Slackware/Linux/Unix (pre-)history (Part 3: Unix-wars, and peace)
The big split
The first versions of Bell Labs’ Unix. also known as ‘Research Unix’, included the full source code, allowing universities to improve and extend the operating system. As I wrote in the previous post in this series, UCB did a lot to add to Unix and created its own distribution – BSD.
The first version – 1BSD – was more like a set of add-ons and patches compiled by Bill Joy. Bit by bit, BSD became larger and larger, with every release coming closer to be a complete operating system.
In 1981 AT&T started selling commercial licenses of Unix, largely based on version 7 of Unix from Bell Labs, and called it System III. After including some of the BSD additions, like vi and curses, it released System V – Release 1 in 1983.
These two branches, BSD and System V, were incompatible.
Bill Joy founded SUN in 1983 with three graduate students from Stanford University who all had worked on the Stanford University Network, one of the four original ARPAnet nodes. They developed the SUN workstations running SunOS, based on BSD.
While the BSD-based versions dominated the workstation market, several new commercial versions were developed for the server market based on System V, like IBM’s AIX and HP’s HP-UX.
Attempts to standardize
Several attempts were made to create standards:
- In 1983 a Unix users group called UniForum published the Uniforum Draft Standard, UDS83. It was based on AT&T’s System III and 4.1BSD. But shortly after 4.2BSD was released with many new features (including TCP/IP) creating several incompatibilities.

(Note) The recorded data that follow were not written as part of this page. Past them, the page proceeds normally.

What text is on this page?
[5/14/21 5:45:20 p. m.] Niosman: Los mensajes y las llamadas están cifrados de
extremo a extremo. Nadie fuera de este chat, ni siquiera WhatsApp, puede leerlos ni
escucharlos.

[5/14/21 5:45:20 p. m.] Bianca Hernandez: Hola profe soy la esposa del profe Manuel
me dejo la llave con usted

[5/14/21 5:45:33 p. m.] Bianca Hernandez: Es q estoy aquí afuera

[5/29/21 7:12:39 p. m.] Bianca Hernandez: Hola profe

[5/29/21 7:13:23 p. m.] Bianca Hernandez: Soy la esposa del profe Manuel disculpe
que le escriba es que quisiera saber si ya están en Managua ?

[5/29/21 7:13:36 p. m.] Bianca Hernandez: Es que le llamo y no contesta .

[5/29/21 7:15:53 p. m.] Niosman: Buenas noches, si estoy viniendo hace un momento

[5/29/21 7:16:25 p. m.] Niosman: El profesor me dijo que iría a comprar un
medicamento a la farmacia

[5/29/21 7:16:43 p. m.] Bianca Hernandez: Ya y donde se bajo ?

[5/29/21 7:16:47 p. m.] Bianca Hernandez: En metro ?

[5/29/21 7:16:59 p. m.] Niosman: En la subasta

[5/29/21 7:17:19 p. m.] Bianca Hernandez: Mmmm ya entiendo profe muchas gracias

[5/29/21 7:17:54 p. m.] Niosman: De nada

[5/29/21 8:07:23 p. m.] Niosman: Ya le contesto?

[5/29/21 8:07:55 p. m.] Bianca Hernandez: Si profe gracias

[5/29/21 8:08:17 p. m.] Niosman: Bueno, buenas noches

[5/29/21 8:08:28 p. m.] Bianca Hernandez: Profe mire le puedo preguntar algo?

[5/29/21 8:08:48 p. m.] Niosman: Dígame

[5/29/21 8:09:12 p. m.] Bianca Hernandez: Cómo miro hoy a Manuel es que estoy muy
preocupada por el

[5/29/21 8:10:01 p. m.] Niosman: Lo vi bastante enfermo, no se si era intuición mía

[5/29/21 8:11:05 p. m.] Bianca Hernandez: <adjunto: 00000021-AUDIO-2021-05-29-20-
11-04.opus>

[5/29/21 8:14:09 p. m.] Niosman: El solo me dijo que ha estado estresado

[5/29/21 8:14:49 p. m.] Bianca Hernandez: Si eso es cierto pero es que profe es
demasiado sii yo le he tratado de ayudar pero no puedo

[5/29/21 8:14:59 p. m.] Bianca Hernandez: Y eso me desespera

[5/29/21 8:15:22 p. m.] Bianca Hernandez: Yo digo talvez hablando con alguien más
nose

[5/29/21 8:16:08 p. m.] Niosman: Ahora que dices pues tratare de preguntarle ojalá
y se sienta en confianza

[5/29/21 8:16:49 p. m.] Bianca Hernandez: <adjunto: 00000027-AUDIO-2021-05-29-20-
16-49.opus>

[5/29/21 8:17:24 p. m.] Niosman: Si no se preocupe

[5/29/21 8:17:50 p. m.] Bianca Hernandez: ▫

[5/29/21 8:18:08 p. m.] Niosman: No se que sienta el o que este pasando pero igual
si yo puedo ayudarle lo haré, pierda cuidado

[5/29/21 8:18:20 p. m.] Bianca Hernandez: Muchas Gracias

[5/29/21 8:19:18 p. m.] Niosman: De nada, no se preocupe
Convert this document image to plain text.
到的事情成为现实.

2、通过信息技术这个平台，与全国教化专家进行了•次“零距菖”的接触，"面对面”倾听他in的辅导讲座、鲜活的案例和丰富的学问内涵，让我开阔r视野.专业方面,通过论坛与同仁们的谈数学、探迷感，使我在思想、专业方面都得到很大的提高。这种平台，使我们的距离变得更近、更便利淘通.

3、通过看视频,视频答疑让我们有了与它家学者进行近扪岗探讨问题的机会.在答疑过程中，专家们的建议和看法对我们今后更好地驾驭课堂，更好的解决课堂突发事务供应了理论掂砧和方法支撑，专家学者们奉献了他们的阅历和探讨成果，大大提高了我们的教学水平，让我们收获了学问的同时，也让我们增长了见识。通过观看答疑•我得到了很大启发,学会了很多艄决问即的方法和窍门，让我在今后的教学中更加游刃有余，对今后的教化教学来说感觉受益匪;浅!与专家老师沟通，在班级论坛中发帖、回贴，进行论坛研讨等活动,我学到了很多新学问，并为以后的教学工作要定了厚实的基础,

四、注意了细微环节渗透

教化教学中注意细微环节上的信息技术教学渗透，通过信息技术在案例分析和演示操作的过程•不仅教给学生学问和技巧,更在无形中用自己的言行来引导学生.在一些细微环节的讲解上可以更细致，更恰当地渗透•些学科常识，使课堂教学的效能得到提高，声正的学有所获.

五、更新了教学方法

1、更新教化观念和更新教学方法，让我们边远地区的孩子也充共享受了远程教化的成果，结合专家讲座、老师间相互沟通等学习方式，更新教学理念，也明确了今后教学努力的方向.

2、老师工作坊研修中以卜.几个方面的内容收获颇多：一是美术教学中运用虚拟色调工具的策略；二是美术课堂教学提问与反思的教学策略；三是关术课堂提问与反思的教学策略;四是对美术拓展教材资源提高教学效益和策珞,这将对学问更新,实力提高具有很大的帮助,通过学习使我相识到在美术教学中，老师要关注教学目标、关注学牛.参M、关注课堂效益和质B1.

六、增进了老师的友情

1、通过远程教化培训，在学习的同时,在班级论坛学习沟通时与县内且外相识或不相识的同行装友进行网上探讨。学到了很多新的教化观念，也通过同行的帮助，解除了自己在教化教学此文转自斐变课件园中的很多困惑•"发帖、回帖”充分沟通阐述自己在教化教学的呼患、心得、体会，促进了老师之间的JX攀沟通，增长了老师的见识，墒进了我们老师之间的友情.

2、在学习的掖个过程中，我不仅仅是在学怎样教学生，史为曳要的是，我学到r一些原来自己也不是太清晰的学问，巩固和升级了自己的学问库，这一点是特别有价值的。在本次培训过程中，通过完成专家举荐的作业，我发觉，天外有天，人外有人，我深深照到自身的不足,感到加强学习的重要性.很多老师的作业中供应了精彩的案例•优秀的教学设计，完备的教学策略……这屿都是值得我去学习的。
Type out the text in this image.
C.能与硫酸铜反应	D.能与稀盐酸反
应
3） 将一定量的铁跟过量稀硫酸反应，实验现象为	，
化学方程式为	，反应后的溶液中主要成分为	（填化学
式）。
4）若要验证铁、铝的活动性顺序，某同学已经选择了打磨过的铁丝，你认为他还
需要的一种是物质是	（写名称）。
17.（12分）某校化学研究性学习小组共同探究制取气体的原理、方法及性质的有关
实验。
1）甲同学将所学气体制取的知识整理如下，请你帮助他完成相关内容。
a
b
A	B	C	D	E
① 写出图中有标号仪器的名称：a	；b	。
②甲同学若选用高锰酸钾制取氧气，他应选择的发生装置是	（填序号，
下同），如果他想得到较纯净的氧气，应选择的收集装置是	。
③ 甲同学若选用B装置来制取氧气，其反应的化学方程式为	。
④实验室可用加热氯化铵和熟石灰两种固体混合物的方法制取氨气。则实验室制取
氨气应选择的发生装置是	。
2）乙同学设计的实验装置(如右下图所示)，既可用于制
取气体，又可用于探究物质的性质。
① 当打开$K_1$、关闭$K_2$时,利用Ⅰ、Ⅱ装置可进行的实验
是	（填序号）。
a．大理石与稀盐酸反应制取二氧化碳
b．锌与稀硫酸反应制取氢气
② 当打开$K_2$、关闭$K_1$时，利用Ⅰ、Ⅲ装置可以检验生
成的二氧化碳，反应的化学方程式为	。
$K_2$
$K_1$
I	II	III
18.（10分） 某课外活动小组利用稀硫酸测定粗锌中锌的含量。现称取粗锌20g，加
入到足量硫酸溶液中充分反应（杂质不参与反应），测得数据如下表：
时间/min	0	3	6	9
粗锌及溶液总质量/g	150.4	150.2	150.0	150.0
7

- In 1985 AT&T released the System V Interface Definition (SVID), formally describing the SysVr2 API and including UDS84. SVID3, following SysVr4, became the basis for IEEE’s POSIX standard, tipping the balance more in AT&T’s direction than in BSD’s.
- A consortium of Unix vendors formed X/Open in 1984 and developed the X/Open Portability Guides (XPG), describing a subset of features compatible with all Unixes.
In 1993 the war finally ended with seventy-five vendors of hardware and software declaring support for X/Open. With this deal, the X/Open consortium acquired the rights to the Unix trademark and created the Single Unix Specification version 1.
In 1999 X/Open absorbed all activities related to the POSIX standard.